We owe people with mental illness what has been called ‘patient centered-care – not as a slogan but as a standard of practice. What this would look like would include open access to an appointment where instead of waiting for days or weeks people in crisis could come to a clinic the same day they want to be seen. There would be the ability for clinicians to meet with patients (and families) outside the four walls of a clinic, in settings more natural and less stigmatizing (this is particularly necessary for younger people). Special attention needs to be paid to what is needed to keep youth in school and adults in work, or on a path to work.

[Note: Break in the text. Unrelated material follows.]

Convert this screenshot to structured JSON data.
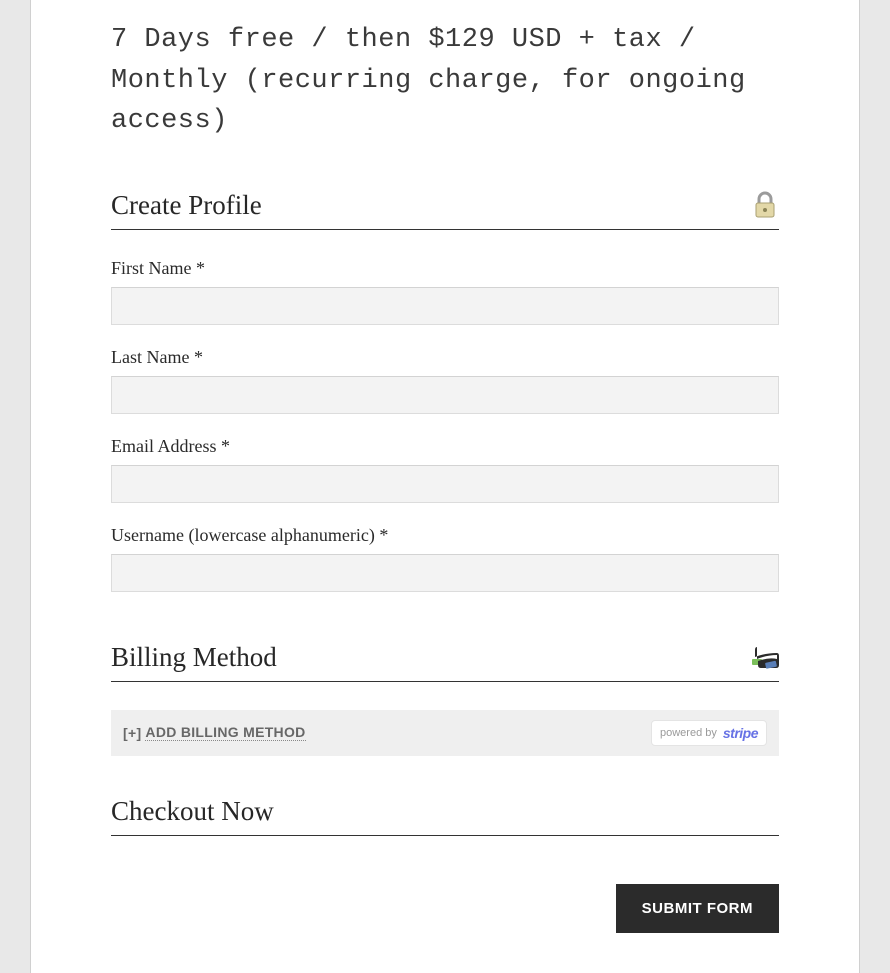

Shared decision-making where patients are made partners in their care is an important way to engage and retain people in treatment. The use of medications needs to be highly judicious and attentive to managing the side effects that frequently discourage patients from taking them. We need to enlist the help of families who can serve as an early warning system for problems in their loved ones. Most often (though not always) families are the most important and enduring source of support for a person with a medical illness, including mental disorders (Opening Closed Doors: http://www.psychologytoday.com/blog/therapy-it-s-more-just-talk/2…). What I describe here is not new but it calls for changes that will take leadership and relentless persistence since change is hard, even when clearly needed.
We also owe people with mental illness and our communities an alternative to the demoralizing experience of a condition advancing to a severe, persistent and even dangerous state that makes involuntary commitment almost inescapable. This requires giving people with mental illness, their families and communities, and our mental health system the means to identify problems early, typically in adolescence, and new methods of engaging people with illness in effective treatments that also support their families. Some ways to change are described above and others that have seen success in other countries are being introduced in this country (Lieberman, Dixon, Goldman, Early Detection and Intervention in Schizophrenia: A New Therapeutic Model; JAMA August 21, 2013 Volume 310, Number 7). This is the kind of overhaul the mental health system needs. This is the kind of overhaul that could provide more effective care with dignity and probably save lives and money.
Humane, patient centered services and early intervention are paths out of coercion. Imagine their impact on people with mental illness, their families and communities, and doctors who may not need to find themselves in situations such as I have described. Achieving these goals would be something to be proud of.”